Meg Gardiner’s Unsub starts out great. Its protagonist, Caitlin Hendrix, is a narcotics detective with dreams of being a profiler like her father, who was driven mad by a twisted killer who got away. Now, twenty years later, that killer has emerged again, and Hendrix gets to partner with the FBI to do what her father failed to do all those years ago: catch the sucker. Now, if that’s where the personal connection stopped, things would have been fine. But as the novel progresses, the killer begins deliberately toying with Hendrix and her father–forging a personal connection between them that the novel really didn’t need. It was already there. And then, not only does the book end in a high stakes personal showdown, it ends with Hendrix racing against time to save herself, her boyfriend, and her father. It’s so overblown. Unsub also suffers from…

Too Many Twists

This is the big one! Mystery authors frequently feel like they need to do nothing less than slap you in the face, rip your wig off, throw water in your eyes, and pull the rug out from under you in order to earn your respect. And they don’t need to try so hard! I’ve read mystery novels where the reader knows the identity of the bad guy from the first chapter, and it works great! We don’t need The Sixth Sense every time we pick up a book–if the book is good, we’ll go along for the ride regardless of whether or not there are surprises.

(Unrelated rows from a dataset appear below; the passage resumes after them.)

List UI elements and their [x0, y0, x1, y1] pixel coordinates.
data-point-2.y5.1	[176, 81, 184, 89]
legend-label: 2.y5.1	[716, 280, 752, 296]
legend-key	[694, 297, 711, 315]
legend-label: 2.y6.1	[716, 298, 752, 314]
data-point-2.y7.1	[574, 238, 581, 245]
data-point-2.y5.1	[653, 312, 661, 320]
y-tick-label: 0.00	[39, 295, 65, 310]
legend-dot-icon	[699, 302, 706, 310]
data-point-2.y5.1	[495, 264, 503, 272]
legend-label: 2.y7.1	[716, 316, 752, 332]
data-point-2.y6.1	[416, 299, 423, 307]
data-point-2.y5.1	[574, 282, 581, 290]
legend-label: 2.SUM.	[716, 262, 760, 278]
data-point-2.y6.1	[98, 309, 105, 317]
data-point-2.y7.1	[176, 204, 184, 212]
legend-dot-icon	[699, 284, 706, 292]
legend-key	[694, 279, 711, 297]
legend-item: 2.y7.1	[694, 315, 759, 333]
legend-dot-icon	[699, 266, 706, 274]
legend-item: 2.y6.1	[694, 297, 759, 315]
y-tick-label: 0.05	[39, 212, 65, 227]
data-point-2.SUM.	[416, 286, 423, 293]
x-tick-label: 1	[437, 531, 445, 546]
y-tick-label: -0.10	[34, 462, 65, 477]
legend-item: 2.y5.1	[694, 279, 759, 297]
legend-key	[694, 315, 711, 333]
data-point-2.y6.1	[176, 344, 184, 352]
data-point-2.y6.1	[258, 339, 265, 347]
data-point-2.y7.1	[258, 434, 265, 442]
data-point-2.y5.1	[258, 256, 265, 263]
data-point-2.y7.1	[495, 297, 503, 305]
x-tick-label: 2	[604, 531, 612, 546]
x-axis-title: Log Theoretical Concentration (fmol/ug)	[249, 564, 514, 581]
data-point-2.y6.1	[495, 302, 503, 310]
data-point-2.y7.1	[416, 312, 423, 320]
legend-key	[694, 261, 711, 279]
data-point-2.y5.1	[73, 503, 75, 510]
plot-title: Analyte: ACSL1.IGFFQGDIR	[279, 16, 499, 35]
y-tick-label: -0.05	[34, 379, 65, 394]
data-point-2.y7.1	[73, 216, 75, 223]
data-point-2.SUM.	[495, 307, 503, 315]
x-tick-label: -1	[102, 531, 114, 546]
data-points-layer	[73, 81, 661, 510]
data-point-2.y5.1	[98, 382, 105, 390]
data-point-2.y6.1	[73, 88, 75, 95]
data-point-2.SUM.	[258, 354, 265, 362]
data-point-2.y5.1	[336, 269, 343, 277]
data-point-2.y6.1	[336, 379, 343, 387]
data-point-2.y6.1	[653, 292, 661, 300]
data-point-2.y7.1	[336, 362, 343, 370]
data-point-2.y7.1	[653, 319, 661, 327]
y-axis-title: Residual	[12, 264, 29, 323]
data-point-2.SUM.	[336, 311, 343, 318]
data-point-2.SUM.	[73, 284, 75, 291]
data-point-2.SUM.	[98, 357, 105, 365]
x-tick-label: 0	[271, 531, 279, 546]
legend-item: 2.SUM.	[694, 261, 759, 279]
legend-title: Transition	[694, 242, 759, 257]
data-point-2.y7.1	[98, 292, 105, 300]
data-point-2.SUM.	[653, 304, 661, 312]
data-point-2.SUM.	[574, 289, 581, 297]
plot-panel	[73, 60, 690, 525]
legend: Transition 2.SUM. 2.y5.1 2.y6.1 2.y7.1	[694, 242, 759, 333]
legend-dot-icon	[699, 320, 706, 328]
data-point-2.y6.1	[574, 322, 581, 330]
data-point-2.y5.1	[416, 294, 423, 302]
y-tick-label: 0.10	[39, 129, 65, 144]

Like I said, Unsub suffers from this–it feels like it has three endings! But the example I most frequently use goes back to Michael Connelly: The Poet. Now, I recommended The Poet A LOT when I worked at Borders, and it was always a hit. But the truth is, I always felt like it completely went off the rails in the last third. I remember when I was reading it, I felt satisfied with the conclusion, then realized that there were over a hundred pages left. I continued and the book just got so weird and unnecessarily convoluted that it almost completely soured the book for me. I said that Unsub feels like it has three endings, but The Poet felt like it had more than double that. It just tries so hard, which is all the more disappointing because for me, until that happened it was easily the best mystery novel since The Silence of the Lambs or Red Dragon. It’s so disappointing.